The UK government has made a pledge that by 2022 one third of central government spending will go to small and medium-sized firms directly or through the supply chain.

This is a small step in the right direction but not radical or ambitious enough.

The UK and Welsh governments have the power to swiftly revamp the public sector procurement rules and make it much simpler and less bureaucratic for small businesses to take part.

They must scrap the four-year Framework contracts which are in effect designed to pass all opportunities to large companies, hence shutting out the small enterprises altogether.

The Social Value Act came into force in 2013 as another scoring criterion to encourage social responsibility.

Rather than the score being simply split between price and quality, suppliers now need to be able to demonstrate how they will achieve social value through their contract delivery. Up to 20 per cent of the total score can be awarded according to social criteria.
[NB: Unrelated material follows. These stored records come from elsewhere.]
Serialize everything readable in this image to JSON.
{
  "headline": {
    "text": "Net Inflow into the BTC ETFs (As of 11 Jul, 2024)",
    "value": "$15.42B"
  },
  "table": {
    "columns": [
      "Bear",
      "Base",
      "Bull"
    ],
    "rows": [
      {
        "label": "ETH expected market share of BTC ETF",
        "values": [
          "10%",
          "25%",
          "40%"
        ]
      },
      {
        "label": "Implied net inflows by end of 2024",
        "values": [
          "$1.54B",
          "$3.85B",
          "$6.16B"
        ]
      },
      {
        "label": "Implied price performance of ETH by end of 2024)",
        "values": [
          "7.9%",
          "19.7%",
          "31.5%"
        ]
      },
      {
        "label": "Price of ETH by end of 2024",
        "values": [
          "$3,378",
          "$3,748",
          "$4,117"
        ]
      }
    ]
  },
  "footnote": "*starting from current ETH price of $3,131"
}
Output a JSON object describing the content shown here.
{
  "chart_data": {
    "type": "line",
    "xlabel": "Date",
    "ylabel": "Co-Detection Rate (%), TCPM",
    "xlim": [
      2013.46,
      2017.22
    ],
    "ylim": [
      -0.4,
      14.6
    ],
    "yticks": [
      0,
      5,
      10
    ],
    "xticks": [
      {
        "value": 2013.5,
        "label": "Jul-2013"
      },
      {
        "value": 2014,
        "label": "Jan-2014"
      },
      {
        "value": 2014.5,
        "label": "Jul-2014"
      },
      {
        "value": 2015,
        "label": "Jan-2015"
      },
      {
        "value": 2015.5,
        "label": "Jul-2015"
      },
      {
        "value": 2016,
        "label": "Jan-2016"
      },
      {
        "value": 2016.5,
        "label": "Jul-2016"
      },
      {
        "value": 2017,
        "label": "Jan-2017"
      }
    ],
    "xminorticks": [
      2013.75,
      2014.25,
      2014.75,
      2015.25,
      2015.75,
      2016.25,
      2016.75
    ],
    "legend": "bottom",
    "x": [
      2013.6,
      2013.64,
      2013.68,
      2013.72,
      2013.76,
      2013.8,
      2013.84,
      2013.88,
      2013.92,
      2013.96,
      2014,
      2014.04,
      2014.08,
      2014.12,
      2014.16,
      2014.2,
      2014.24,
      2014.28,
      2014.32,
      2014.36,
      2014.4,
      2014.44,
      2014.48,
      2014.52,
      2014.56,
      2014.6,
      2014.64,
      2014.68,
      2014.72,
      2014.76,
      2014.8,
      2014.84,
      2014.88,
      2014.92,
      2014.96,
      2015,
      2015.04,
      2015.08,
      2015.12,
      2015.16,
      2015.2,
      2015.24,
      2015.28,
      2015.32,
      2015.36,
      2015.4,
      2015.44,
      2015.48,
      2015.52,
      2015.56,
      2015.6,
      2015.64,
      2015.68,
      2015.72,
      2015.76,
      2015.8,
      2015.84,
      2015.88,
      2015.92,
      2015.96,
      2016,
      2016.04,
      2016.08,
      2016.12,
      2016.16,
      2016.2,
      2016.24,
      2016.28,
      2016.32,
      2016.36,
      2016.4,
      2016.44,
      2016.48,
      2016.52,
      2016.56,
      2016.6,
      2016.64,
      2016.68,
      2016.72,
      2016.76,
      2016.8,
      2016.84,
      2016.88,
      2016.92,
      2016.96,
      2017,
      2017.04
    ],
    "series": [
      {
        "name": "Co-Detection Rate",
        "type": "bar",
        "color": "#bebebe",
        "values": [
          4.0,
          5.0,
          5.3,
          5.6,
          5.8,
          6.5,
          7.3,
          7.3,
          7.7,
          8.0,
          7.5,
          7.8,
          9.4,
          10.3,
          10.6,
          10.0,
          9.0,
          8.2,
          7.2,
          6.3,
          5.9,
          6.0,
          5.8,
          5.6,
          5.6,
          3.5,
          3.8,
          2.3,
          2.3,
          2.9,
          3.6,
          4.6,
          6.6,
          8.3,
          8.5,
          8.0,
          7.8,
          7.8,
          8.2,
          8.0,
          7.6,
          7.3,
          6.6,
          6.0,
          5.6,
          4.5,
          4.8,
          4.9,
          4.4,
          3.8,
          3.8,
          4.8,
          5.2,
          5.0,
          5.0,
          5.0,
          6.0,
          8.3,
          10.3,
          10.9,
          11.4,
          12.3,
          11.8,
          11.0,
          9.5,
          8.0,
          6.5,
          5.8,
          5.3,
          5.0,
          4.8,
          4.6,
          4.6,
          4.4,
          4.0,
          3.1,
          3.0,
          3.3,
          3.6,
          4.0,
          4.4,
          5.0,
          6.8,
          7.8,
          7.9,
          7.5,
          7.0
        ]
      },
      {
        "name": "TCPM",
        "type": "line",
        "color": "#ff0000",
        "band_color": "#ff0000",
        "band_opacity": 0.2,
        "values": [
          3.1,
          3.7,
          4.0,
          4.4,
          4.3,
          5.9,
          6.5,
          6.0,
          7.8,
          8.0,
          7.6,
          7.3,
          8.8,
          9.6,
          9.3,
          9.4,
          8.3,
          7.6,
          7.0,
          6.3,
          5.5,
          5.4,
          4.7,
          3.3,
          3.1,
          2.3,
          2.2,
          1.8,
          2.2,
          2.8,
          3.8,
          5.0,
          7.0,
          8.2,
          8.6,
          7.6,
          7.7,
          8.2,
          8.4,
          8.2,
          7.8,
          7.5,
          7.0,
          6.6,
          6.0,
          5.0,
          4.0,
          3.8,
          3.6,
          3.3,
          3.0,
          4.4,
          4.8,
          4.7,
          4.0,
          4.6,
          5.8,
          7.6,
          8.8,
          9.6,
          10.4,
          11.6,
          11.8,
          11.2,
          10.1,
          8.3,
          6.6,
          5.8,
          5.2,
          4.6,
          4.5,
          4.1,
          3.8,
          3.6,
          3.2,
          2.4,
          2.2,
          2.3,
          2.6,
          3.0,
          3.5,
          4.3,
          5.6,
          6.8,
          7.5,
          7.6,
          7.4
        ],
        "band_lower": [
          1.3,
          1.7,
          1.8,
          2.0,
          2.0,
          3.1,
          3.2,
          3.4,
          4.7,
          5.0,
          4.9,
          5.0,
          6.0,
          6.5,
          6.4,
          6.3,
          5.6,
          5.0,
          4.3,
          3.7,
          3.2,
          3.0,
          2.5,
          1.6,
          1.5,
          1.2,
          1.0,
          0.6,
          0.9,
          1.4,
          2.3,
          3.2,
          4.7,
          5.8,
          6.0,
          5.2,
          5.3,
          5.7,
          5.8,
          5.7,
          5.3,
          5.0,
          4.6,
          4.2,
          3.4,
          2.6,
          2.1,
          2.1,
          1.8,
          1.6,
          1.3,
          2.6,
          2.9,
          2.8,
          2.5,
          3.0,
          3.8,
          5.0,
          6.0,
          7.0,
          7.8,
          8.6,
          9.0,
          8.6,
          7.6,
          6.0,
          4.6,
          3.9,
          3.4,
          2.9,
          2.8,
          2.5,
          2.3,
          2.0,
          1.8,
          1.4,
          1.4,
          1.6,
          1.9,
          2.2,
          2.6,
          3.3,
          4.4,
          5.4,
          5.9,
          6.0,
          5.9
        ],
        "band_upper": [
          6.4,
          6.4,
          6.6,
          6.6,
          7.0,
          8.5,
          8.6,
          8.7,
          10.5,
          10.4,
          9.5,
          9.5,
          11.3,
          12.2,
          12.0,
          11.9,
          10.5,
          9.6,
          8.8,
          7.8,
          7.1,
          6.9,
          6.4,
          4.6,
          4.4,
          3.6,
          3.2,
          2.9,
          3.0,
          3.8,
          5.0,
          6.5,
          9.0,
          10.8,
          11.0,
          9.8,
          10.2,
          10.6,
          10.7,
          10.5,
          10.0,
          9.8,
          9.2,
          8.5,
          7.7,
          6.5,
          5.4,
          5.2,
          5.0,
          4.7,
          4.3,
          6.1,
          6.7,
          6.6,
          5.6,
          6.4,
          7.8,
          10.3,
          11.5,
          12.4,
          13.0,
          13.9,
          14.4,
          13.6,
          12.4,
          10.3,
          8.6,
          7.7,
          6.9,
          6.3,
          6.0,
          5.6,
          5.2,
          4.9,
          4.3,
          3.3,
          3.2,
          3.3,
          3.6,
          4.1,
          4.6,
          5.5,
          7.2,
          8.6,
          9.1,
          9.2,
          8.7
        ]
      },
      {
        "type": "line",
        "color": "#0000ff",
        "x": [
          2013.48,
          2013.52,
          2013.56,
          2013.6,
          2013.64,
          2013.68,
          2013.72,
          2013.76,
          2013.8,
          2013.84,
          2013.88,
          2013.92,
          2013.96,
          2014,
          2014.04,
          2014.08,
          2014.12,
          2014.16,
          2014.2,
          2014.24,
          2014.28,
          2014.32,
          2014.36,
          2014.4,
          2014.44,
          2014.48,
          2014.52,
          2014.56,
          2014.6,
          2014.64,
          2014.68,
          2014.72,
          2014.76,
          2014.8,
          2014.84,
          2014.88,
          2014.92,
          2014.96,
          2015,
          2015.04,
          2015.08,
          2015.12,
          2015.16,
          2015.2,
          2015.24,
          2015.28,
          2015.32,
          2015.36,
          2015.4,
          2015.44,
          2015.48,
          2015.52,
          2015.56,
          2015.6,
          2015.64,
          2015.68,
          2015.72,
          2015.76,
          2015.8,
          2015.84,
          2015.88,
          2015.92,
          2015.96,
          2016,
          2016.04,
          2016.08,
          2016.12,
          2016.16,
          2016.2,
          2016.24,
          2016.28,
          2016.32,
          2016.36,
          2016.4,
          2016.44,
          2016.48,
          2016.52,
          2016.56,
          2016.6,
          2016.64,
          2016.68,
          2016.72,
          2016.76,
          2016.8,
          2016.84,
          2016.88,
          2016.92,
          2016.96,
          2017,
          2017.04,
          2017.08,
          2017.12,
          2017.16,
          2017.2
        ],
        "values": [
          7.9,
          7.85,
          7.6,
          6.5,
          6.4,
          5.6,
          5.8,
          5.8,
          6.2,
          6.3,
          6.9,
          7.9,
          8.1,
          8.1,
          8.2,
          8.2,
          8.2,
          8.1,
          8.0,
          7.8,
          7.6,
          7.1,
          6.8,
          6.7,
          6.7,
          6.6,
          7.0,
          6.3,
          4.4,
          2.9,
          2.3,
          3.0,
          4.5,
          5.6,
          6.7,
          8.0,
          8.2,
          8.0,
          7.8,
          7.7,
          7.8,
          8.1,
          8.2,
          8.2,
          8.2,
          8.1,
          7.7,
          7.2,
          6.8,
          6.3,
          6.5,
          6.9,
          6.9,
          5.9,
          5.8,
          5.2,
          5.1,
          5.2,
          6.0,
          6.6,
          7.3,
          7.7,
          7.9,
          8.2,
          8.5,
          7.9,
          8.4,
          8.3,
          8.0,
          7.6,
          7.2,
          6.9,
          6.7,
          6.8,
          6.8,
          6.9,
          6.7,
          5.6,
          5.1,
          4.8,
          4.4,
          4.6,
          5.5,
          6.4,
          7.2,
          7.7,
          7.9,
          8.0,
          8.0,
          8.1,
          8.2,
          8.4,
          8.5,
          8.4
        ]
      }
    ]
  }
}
Both Governments must pledge to increase the social value purchasing scoring points to at least 50 per cent. This increase will dramatically enhance the opportunities for mostly locally based small businesses.

The purchasing authorities should define very clearly what they mean by social values on the tender documents so that large organisations know precisely their obligations if they are successful in being awarded the contract.

The UK and the Welsh Governments must insist that all large businesses that have been awarded public sector contracts should publish their locally based small businesses percentage.

This is a fundamentally important key point, as these very large, mostly international businesses, win lucrative public sector contracts.

They must use, wherever possible, a local community-based supply chain.

Such public sector rule changes and modernisation will benefit the local economies and create much better value for the taxpayers.

Public procurement must be upgraded to reflect the economic and social changes in society.

Putting more emphasis on social value as a condition of a contract does not put any extra burden on the Governments.

It is just a purely and simply common-sense policy upgrade.